Женщина перестала плакать и смотрела на Азата. Ей почему-то казалось, что от него зависит судьба Кузьмы, который теперь, как выяснилось, был арестован.
— Присядь, — сказал Мавлюдов, кивая на табурет, стоявший рядом, а сам зачем-то потянулся к правому карману пальто.
Алсу подошла ближе, начала садиться, как вдруг Арат вытащил руку из кармана и резким точным движением ткнул женщину в ногу чем-то острым. Это оказался шприц с неким веществом.
3
Следователь старался изо всех сил вывести «врага народа» Мартынова на чистую воду. Цепкий и придирчивый, он проводил много времени наедине с угрюмым подследственным, не желавшим давать показания. Он использовал все уловки, чтобы ушедший в себя Антон заговорил: наседал, давил, убеждал, преподносил «доказательства», но подследственный выводил его из себя своим молчанием.
И тогда следователь пустил в ход последний и, по его мнению, беспроигрышный козырь.
— А сейчас я устрою тебе очную ставку с одним, очень значительным человеком, профессором медицины! — объявил он на последнем допросе, когда подследственного ввели в кабинет.
Тот и ухом не повёл, услышав это сообщение. Следователь крикнул в сторону двери:
— Заходите, товарищ Рахимов!
Его пристальные глаза уловили на лице подследственного выражение полной растерянности, когда Мавлюдов с каменным лицом вошёл в кабинет.
— Вы знаете друг друга? — спросил следователь, беря ручку и начиная писать протокол.
Как и следовало ожидать, подследственный проигнорировал его вопрос, а Мавлюдов с напущенной важностью ответил:
— Да, мне знакома эта личность. Перед нами бывший судебный пристав Кузьма Прохорович Малов, он же бывший офицер — каратель и сподвижник небезызвестного атамана Семёнова!
— При каких обстоятельствах вы познакомились и когда это было? — задал следующий вопрос следователь.
Подследственный промолчал, а вот Мавлюдов долго и красноречиво рассказывал свою версию знакомства и отношений с подследственным, не стесняясь перемешивать рассказ ложью и откровенным вымыслом.

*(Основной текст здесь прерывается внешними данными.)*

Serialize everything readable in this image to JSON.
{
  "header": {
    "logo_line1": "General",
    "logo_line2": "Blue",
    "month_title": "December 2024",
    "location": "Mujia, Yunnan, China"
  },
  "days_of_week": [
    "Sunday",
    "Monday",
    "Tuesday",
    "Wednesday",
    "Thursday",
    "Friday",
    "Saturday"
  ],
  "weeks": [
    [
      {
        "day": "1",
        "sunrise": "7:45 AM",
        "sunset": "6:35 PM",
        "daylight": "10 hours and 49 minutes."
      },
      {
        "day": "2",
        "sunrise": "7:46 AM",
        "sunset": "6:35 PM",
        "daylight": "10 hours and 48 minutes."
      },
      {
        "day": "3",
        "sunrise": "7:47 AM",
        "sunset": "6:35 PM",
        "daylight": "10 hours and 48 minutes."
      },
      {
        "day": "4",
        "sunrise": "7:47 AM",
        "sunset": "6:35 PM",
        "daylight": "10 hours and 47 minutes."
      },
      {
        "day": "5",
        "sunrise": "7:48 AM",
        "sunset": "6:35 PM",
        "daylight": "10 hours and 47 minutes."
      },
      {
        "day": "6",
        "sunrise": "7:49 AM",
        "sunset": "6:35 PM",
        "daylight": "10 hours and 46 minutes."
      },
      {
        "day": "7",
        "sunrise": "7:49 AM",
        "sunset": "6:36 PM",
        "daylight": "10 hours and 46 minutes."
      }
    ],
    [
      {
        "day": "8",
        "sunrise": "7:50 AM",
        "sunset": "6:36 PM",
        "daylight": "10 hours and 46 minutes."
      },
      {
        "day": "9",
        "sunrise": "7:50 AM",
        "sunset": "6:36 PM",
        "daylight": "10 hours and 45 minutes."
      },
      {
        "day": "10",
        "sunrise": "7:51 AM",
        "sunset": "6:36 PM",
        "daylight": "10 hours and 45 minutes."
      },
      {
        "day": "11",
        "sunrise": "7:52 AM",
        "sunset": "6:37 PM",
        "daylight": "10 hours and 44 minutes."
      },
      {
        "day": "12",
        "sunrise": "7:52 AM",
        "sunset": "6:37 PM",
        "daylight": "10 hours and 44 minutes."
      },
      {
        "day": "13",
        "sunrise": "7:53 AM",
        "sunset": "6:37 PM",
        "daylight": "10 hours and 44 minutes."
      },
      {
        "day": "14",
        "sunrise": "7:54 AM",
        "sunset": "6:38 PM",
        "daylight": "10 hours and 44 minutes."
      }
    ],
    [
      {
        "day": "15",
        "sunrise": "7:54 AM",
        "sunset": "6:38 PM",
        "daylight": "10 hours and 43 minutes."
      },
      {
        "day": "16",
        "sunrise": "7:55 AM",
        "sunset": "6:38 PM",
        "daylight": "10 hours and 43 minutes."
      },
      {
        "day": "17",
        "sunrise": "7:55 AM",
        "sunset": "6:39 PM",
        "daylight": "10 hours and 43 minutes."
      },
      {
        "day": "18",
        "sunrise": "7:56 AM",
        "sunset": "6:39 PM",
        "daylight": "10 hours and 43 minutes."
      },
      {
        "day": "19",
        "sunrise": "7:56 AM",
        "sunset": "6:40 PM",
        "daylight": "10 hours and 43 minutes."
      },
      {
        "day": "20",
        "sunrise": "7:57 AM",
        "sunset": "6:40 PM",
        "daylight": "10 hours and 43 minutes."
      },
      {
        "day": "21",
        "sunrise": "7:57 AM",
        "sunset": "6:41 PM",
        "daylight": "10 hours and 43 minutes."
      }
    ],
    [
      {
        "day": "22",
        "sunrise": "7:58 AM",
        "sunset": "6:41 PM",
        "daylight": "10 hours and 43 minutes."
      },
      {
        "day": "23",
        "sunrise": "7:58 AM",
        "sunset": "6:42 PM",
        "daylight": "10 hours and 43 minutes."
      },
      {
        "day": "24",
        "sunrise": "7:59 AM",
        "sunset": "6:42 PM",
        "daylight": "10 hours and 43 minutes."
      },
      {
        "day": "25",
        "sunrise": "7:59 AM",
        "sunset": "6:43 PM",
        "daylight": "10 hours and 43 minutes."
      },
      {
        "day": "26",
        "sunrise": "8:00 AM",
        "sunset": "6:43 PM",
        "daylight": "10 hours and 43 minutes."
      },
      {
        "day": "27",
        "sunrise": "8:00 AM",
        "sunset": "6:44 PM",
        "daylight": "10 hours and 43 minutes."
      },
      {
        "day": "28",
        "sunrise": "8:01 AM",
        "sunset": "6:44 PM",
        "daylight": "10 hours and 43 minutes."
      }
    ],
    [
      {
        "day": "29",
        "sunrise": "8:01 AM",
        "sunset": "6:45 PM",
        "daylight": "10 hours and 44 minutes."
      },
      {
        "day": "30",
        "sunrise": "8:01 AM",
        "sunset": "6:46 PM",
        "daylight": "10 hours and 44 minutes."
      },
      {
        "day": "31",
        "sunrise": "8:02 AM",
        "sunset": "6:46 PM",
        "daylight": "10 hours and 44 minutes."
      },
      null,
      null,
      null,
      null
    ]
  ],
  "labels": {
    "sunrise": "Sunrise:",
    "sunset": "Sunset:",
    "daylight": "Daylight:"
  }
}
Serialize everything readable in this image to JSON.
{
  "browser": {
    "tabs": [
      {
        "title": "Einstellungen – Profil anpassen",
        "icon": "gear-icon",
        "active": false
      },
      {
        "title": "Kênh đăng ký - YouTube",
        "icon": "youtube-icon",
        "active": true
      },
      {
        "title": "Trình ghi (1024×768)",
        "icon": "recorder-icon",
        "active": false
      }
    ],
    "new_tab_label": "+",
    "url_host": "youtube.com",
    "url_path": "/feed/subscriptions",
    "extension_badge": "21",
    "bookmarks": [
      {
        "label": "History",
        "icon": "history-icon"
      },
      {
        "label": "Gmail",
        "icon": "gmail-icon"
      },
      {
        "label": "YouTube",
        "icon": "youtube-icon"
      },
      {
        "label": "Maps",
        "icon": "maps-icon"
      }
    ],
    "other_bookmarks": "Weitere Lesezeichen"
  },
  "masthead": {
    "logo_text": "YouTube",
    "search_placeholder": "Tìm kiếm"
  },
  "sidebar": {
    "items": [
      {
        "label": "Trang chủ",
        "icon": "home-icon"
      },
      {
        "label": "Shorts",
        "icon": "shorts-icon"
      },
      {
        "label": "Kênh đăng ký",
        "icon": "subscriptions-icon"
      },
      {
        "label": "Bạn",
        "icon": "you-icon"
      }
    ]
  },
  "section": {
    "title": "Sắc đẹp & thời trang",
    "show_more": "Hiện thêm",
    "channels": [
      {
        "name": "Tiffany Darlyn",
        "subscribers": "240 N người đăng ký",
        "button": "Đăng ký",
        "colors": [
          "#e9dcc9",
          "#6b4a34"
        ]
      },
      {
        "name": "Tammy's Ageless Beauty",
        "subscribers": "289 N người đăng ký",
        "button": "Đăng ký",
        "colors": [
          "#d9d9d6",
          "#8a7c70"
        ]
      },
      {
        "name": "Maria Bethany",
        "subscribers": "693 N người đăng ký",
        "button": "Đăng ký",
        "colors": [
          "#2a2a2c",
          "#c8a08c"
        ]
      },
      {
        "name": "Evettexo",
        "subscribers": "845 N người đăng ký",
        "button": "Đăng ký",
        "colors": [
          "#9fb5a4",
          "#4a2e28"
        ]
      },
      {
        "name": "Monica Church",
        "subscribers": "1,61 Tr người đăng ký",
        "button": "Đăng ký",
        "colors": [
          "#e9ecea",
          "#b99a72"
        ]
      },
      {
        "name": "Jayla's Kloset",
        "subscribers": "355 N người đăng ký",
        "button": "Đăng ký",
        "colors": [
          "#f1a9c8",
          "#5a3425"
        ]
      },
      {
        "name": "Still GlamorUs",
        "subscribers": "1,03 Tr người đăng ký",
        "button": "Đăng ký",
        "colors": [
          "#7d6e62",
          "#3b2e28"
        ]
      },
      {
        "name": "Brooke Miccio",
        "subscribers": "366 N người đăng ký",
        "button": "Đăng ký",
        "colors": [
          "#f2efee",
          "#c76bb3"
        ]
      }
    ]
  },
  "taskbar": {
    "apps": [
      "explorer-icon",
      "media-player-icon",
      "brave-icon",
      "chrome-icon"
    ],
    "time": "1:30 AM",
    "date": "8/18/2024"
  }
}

Следователь, улыбаясь и кивая, заносил показания «товарища Рахимова» в протокол, а подследственный потемнел лицом, слушая всю эту околесицу, так искусно преподносимую Мавлюдовым как правду.
— Ну ты и скотина, — сказал он, глядя на Азата. — Если все большевики такие же лживые, как ты…
— Молчать! — рявкнул следователь, грохнув кулаком по столу. — Не смей оскорблять в моём кабинете уважаемого человека! Он за новую жизнь кровь проливал, а ты… Ты тоже проливал кровь, но только не свою, а борцов за дело революции!
Мавлюдов, не глядя в сторону Малова, полчаса поливал его грязью. А когда он замолчал, следователь поставил в протоколе жирную точку.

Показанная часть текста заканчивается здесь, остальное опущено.